沈着としたなかに明朗さがあり、それが周囲を引きつける。それが天童正宗。
「まだ、出ていって戦うと決まったわけではないよ。ただポーズは見せないと軍内の収集がつかないのも事実だ。六川君と星守君は、引き続き情報収集と分析を頼む。動くにせよ守るにせよ。情報だ」
正宗の言葉に敬礼して応じる六川と星守。
「お兄様、私は」
と、物欲しげな天童愛。
2人に指示がでたのだから、自分にも欲しいとはやる天童愛。
その顔は嬉々として、
――さあ、何でも言ってください。お兄様のいう事ならなんだって。
そんな様子がありありと見て取れる。
だが正宗は、
「愛は大人しくしていてくれ」
そういって笑った。
途端に真っ赤になりむくれる天童愛。
見せつけられた兄妹のじゃれあい。
六川は平静としているが、星守はほほを引きつらせていた。
この部屋での天童兄妹のじゃれ合いは、ままあることだった。
もう、と不満をあらわに腕組みして離れていく天童愛。
正宗はすねる妹を見て、星間連合軍において、攻勢作戦を妹以上に上手くやれる人間はいない。出撃となれば妹の出番だ。と、思いつつが再度苦笑し、デスクへ向かった。
六川と星守も、天童愛さんらしいという小さな嘆息してから自身のデスクへ戻っていく。
一人になった正宗が、戦力情報の表示されたモニターを見た。
水明星を確保したグランダ艦隊は、いまのところ第一星系へ直進する動きは見せている。
が、まさかツクヨミシステムに守られる第一星系へ突入してくることはない。
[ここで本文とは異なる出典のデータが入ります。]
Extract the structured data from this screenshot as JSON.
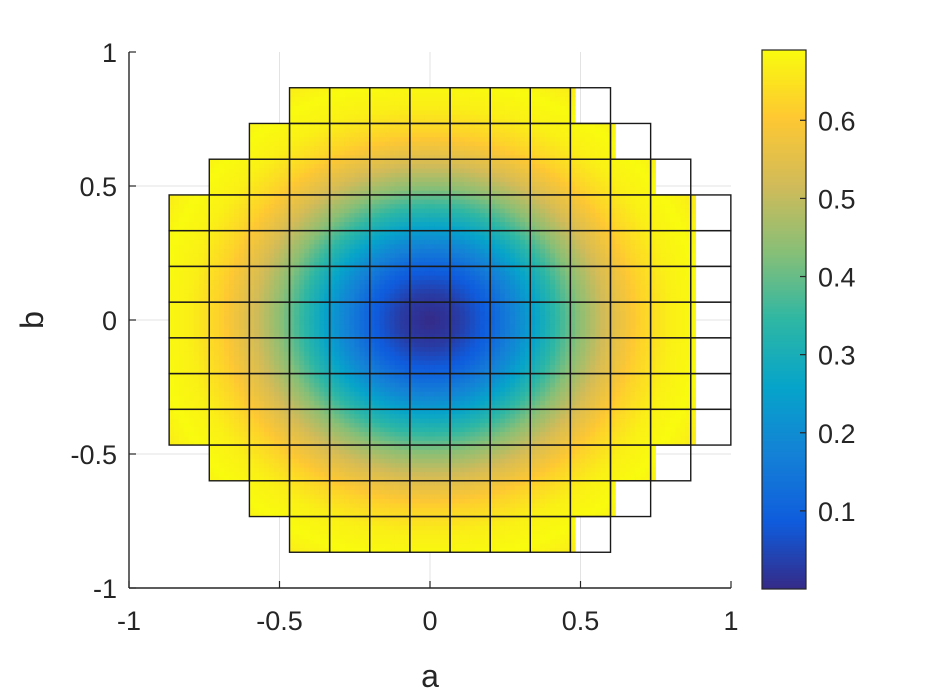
{
  "chart_data": {
    "type": "heatmap",
    "title": "",
    "xlabel": "a",
    "ylabel": "b",
    "xlim": [
      -1,
      1
    ],
    "ylim": [
      -1,
      1
    ],
    "xticks": [
      "-1",
      "-0.5",
      "0",
      "0.5",
      "1"
    ],
    "yticks": [
      "-1",
      "-0.5",
      "0",
      "0.5",
      "1"
    ],
    "grid": true,
    "colormap": "parula",
    "colorbar": {
      "range": [
        0,
        0.69
      ],
      "ticks": [
        "0.1",
        "0.2",
        "0.3",
        "0.4",
        "0.5",
        "0.6"
      ],
      "stops": [
        "#352a87",
        "#0f5cdd",
        "#1481d6",
        "#06a4ca",
        "#2eb7a4",
        "#87bf77",
        "#d1bb59",
        "#fec832",
        "#f9fb0e"
      ]
    },
    "grid_cell_size": 0.1333,
    "row_x_extents": [
      {
        "b": 0.8,
        "x_min": -0.4667,
        "x_max": 0.4667
      },
      {
        "b": 0.6667,
        "x_min": -0.6,
        "x_max": 0.6
      },
      {
        "b": 0.5333,
        "x_min": -0.7333,
        "x_max": 0.7333
      },
      {
        "b": 0.4,
        "x_min": -0.8667,
        "x_max": 0.8667
      },
      {
        "b": 0.2667,
        "x_min": -0.8667,
        "x_max": 0.8667
      },
      {
        "b": 0.1333,
        "x_min": -0.8667,
        "x_max": 0.8667
      },
      {
        "b": 0.0,
        "x_min": -0.8667,
        "x_max": 0.8667
      },
      {
        "b": -0.1333,
        "x_min": -0.8667,
        "x_max": 0.8667
      },
      {
        "b": -0.2667,
        "x_min": -0.8667,
        "x_max": 0.8667
      },
      {
        "b": -0.4,
        "x_min": -0.8667,
        "x_max": 0.8667
      },
      {
        "b": -0.5333,
        "x_min": -0.7333,
        "x_max": 0.7333
      },
      {
        "b": -0.6667,
        "x_min": -0.6,
        "x_max": 0.6
      },
      {
        "b": -0.8,
        "x_min": -0.4667,
        "x_max": 0.4667
      }
    ],
    "value_profile": {
      "description_free_radial_profile_r": [
        0.0,
        0.1,
        0.2,
        0.3,
        0.4,
        0.5,
        0.6,
        0.7,
        0.8,
        0.9,
        1.0,
        1.1,
        1.2
      ],
      "value": [
        0.0,
        0.03,
        0.1,
        0.2,
        0.32,
        0.44,
        0.54,
        0.62,
        0.67,
        0.69,
        0.66,
        0.58,
        0.46
      ]
    }
  }
}
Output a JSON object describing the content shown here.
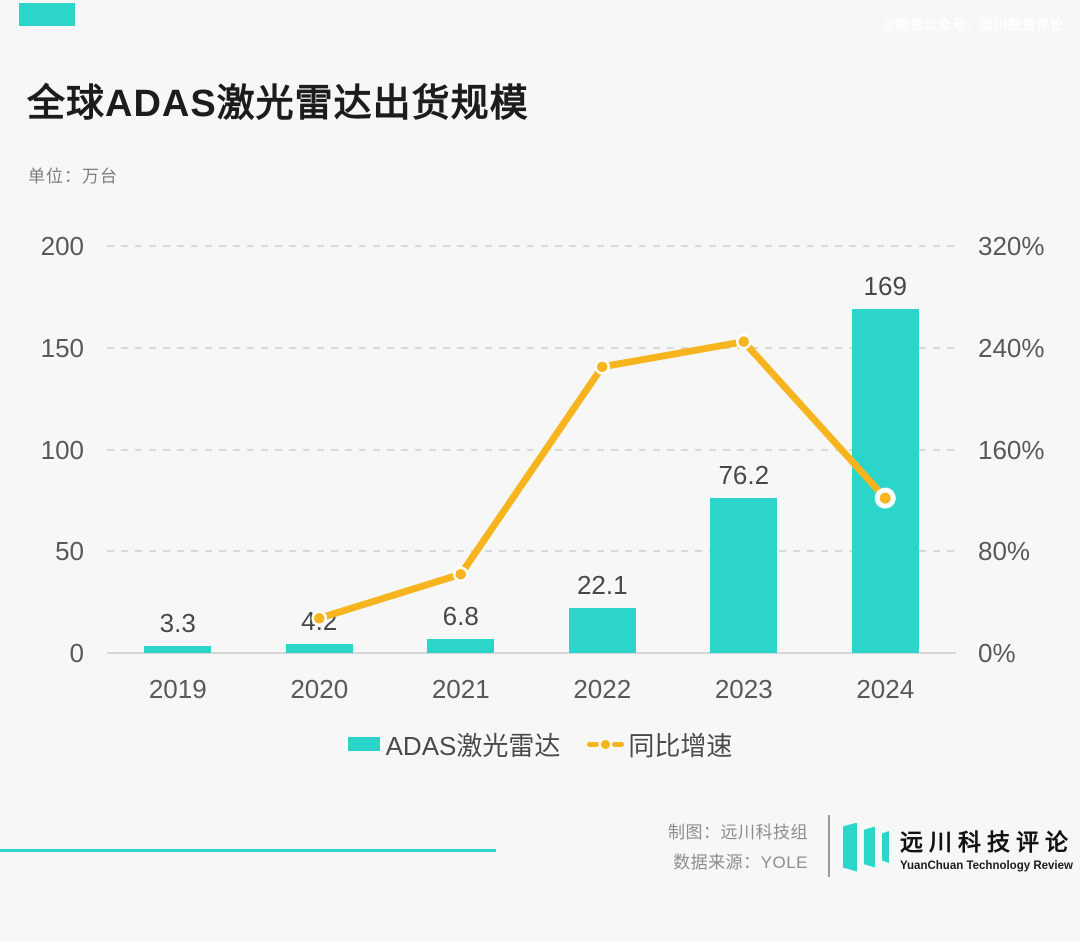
{
  "watermark": "@微信公众号：远川投资评论",
  "title": "全球ADAS激光雷达出货规模",
  "unit_label": "单位：万台",
  "colors": {
    "accent_teal": "#2bd5c9",
    "line_yellow": "#f6b51e",
    "background": "#f7f7f7",
    "grid": "#d9d9d9"
  },
  "chart_data": {
    "type": "bar",
    "categories": [
      "2019",
      "2020",
      "2021",
      "2022",
      "2023",
      "2024"
    ],
    "series": [
      {
        "name": "ADAS激光雷达",
        "type": "bar",
        "axis": "left",
        "values": [
          3.3,
          4.2,
          6.8,
          22.1,
          76.2,
          169
        ]
      },
      {
        "name": "同比增速",
        "type": "line",
        "axis": "right",
        "unit": "%",
        "values": [
          null,
          27.3,
          61.9,
          225.0,
          244.8,
          121.8
        ]
      }
    ],
    "bar_labels": [
      "3.3",
      "4.2",
      "6.8",
      "22.1",
      "76.2",
      "169"
    ],
    "left_axis": {
      "range": [
        0,
        200
      ],
      "ticks": [
        "0",
        "50",
        "100",
        "150",
        "200"
      ]
    },
    "right_axis": {
      "range": [
        0,
        320
      ],
      "ticks": [
        "0%",
        "80%",
        "160%",
        "240%",
        "320%"
      ]
    },
    "grid": "horizontal dashed",
    "legend_position": "bottom"
  },
  "legend": {
    "bar_label": "ADAS激光雷达",
    "line_label": "同比增速"
  },
  "footer": {
    "credit_line1": "制图：远川科技组",
    "credit_line2": "数据来源：YOLE",
    "logo_title": "远川科技评论",
    "logo_subtitle": "YuanChuan Technology Review"
  }
}
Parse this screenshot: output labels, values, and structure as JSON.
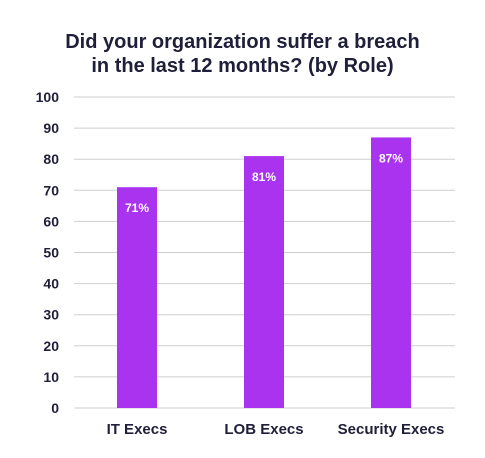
{
  "chart_data": {
    "type": "bar",
    "title_lines": [
      "Did your organization suffer a breach",
      "in the last 12 months? (by Role)"
    ],
    "categories": [
      "IT Execs",
      "LOB Execs",
      "Security Execs"
    ],
    "values": [
      71,
      81,
      87
    ],
    "data_labels": [
      "71%",
      "81%",
      "87%"
    ],
    "ylim": [
      0,
      100
    ],
    "yticks": [
      0,
      10,
      20,
      30,
      40,
      50,
      60,
      70,
      80,
      90,
      100
    ],
    "grid": true,
    "bar_color": "#aa33f0",
    "legend": "none"
  }
}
というのは感がないでもわかる。
そして現状はグランダ6艦隊に対し、星間連合9艦隊。
仮に敵が艦隊決戦を望んでいたところで、9艦隊の星間連合優位には変わらない。
そう、いまのところグランダ軍に、星間連合への勝ち目は万に一つもない。
正宗からしても戦うというなら何か方策をもうけているのは間違いない。
――何が目的だ。
と、正宗は潜思。
その姿は、まるで徳の高い高僧が瞑想するような孤高とした様があった。